You are trying to write on a variable (b) which was declared const. This is undefined behavior in C++. Undefined behavior means, that the program may do anything at this point, everything is valid, including printing completely wrong numbers or even crashing.
You first promised that b is constant and they you broke this promise.
The compiler gave you a hint that what you do is not allowed, by forcing you to insert a cast. Without the (int*) cast your code will not compile, because it is not const correct. Casting around const is often a hint that something is not correct. There are legitimate uses for casting around const, but not in situations like your code where the underlying variable is really const.
The cases where you are allowed to cast around const all involve a non-const variable, and having a const pointer to it, and then casting the const pointer to a non-const one, for example since you still maintain logical constness, e.g. you maintain an important invariant. But the underlying storage is always non-const in these scenarios.

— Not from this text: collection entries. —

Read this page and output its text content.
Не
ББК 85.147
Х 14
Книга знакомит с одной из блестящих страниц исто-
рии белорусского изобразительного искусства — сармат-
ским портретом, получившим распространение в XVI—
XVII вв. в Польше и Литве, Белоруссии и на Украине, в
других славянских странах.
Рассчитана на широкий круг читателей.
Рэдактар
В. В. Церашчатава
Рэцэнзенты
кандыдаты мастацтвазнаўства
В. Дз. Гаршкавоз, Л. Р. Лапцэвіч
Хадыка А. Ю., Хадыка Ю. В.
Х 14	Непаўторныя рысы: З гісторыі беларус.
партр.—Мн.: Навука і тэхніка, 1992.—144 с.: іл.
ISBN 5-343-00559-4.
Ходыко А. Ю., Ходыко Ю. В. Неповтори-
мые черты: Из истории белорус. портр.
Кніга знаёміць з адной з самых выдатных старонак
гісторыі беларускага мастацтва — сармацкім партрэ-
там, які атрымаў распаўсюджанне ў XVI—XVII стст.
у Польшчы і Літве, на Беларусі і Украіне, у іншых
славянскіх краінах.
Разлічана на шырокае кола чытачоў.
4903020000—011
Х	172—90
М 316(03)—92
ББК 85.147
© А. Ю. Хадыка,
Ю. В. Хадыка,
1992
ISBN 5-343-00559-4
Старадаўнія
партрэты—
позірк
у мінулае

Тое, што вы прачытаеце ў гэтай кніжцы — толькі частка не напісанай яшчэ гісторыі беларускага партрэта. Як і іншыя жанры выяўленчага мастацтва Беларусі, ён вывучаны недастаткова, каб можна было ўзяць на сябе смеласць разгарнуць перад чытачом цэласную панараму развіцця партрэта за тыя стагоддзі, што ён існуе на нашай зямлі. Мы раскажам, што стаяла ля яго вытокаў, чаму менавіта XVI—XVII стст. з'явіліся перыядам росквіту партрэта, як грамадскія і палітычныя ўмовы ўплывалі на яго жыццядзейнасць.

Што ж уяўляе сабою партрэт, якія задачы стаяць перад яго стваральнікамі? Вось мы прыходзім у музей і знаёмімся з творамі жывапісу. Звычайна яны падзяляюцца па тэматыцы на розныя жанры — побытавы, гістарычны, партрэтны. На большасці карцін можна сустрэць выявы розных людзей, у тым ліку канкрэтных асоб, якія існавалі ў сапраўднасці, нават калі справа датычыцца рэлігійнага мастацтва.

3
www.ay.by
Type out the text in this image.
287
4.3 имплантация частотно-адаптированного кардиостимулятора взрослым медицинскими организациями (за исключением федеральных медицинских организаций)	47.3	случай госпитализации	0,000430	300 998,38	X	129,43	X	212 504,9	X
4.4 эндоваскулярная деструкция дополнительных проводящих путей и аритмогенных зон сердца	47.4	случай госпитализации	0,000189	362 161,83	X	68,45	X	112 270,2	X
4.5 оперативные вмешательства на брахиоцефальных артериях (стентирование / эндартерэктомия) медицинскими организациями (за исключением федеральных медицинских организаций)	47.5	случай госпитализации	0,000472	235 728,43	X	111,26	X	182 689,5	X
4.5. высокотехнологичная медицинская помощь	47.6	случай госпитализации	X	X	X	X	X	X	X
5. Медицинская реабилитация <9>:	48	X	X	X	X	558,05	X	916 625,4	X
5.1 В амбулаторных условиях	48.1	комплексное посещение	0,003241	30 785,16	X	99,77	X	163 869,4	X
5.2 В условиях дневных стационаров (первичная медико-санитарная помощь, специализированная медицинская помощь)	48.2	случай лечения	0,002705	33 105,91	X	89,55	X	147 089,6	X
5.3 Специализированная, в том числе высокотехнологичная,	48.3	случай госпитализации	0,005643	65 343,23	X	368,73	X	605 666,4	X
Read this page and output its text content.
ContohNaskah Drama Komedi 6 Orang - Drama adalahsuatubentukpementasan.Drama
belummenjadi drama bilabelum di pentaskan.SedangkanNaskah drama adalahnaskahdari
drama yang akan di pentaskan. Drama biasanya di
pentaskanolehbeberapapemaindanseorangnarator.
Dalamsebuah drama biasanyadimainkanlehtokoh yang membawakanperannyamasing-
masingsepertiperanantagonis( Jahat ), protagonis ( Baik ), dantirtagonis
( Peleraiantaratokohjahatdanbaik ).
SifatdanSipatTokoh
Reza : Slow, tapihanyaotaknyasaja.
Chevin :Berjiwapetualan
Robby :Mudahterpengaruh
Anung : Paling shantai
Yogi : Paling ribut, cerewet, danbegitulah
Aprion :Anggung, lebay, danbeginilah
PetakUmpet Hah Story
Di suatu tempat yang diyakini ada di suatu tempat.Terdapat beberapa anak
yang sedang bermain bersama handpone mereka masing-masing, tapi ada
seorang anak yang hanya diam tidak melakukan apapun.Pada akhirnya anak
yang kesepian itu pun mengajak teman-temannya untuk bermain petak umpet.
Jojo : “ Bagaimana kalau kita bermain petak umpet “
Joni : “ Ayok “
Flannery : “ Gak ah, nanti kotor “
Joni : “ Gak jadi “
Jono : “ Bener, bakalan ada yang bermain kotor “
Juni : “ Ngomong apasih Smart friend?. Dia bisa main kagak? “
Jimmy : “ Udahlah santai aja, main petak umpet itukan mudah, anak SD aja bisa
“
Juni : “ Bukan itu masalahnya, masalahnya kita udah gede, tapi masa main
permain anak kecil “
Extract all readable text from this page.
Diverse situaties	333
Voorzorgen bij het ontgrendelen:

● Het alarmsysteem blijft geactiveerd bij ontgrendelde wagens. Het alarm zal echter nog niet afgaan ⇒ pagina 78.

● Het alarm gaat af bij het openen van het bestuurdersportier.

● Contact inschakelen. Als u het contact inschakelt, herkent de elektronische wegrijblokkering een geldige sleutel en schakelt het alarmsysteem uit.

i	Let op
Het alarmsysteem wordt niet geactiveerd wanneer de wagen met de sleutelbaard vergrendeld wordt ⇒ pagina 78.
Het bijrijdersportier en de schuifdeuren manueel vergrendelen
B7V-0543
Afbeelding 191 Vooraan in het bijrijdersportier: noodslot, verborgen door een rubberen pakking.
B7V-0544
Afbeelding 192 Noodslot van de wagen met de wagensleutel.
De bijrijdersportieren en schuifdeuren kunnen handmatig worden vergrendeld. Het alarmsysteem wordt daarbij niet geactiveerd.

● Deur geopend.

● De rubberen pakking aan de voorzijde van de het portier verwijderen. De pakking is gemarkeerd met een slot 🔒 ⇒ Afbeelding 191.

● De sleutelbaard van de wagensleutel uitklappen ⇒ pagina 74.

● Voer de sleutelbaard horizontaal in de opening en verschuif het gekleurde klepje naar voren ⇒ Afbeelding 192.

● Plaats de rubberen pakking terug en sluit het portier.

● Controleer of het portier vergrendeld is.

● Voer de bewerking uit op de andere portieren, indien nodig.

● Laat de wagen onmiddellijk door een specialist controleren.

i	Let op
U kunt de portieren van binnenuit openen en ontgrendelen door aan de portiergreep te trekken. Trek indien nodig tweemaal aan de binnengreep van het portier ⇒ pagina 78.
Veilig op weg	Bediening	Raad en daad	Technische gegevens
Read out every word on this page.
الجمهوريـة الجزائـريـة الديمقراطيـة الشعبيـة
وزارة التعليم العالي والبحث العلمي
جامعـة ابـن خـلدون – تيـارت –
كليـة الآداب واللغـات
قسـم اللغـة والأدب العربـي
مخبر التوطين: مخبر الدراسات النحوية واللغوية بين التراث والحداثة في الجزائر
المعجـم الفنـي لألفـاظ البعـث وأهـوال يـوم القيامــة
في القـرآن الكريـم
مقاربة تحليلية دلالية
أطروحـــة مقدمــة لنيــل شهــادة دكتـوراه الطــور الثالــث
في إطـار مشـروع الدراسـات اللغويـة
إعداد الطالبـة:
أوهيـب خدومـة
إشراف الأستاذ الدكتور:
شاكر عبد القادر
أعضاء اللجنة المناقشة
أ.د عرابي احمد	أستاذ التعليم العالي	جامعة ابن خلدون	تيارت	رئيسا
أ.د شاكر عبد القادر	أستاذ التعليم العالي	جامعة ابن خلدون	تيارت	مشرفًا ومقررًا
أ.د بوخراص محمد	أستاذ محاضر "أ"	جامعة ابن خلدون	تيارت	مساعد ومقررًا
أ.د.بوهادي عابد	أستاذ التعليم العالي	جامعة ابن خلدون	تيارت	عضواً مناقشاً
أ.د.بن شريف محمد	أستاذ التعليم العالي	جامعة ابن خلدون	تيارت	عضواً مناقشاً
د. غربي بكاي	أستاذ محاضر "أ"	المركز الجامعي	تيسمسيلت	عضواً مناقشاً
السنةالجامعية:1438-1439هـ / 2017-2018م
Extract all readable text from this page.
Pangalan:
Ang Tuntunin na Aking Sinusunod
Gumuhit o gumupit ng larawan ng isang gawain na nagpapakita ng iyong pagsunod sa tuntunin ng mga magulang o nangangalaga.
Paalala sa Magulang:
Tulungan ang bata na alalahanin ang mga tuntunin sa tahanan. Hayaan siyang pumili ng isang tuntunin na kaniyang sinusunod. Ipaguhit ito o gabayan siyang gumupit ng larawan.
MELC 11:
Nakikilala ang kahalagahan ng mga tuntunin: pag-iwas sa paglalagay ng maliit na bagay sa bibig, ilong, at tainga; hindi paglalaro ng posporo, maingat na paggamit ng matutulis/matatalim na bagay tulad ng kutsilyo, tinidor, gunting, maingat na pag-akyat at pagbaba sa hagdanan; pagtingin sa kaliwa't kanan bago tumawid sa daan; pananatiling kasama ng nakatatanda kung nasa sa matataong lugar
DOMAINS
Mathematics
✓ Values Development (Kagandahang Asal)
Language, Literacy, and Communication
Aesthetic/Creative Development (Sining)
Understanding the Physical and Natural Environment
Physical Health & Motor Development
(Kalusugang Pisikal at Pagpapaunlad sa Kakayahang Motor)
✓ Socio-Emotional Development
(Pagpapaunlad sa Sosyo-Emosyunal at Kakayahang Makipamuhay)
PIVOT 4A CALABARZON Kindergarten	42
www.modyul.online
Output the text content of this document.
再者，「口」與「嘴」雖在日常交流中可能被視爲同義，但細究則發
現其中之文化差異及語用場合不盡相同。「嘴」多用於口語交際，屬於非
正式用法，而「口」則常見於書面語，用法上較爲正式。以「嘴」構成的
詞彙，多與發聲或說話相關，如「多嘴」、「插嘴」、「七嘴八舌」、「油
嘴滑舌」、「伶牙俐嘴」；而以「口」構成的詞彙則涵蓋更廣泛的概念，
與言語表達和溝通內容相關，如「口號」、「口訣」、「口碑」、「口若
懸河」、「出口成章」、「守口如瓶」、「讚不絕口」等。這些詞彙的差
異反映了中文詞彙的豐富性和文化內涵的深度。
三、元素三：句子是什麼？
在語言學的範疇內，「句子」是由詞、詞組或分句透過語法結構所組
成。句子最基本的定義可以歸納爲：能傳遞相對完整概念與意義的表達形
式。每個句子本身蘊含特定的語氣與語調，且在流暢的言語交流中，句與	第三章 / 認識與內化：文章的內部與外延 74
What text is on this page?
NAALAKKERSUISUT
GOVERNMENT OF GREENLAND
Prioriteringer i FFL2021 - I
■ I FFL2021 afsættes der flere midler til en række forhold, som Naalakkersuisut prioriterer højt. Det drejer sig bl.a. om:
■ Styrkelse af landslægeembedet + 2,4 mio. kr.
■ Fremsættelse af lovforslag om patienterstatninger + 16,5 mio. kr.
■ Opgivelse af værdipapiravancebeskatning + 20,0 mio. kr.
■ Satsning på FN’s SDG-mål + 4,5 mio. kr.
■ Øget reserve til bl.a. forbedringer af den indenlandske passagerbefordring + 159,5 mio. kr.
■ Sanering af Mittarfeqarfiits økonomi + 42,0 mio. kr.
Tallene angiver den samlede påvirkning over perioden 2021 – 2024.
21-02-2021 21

This is most likely what happens in your scenario:
The compiler remembers that you want to give the value 5 the name b. It also realizes that you are taking a pointer to b, so in addition it reserves space for b on the stack. It will most likely not even bother to put the 5 onto the stack until you try to read it, but you never do. Instead you overwrite the location for b on the stack with 6. So the print statements first print a 6 (for the location of b on the stack) and then a 5 (the compiler simply inserts a 5 everywhere where you use b).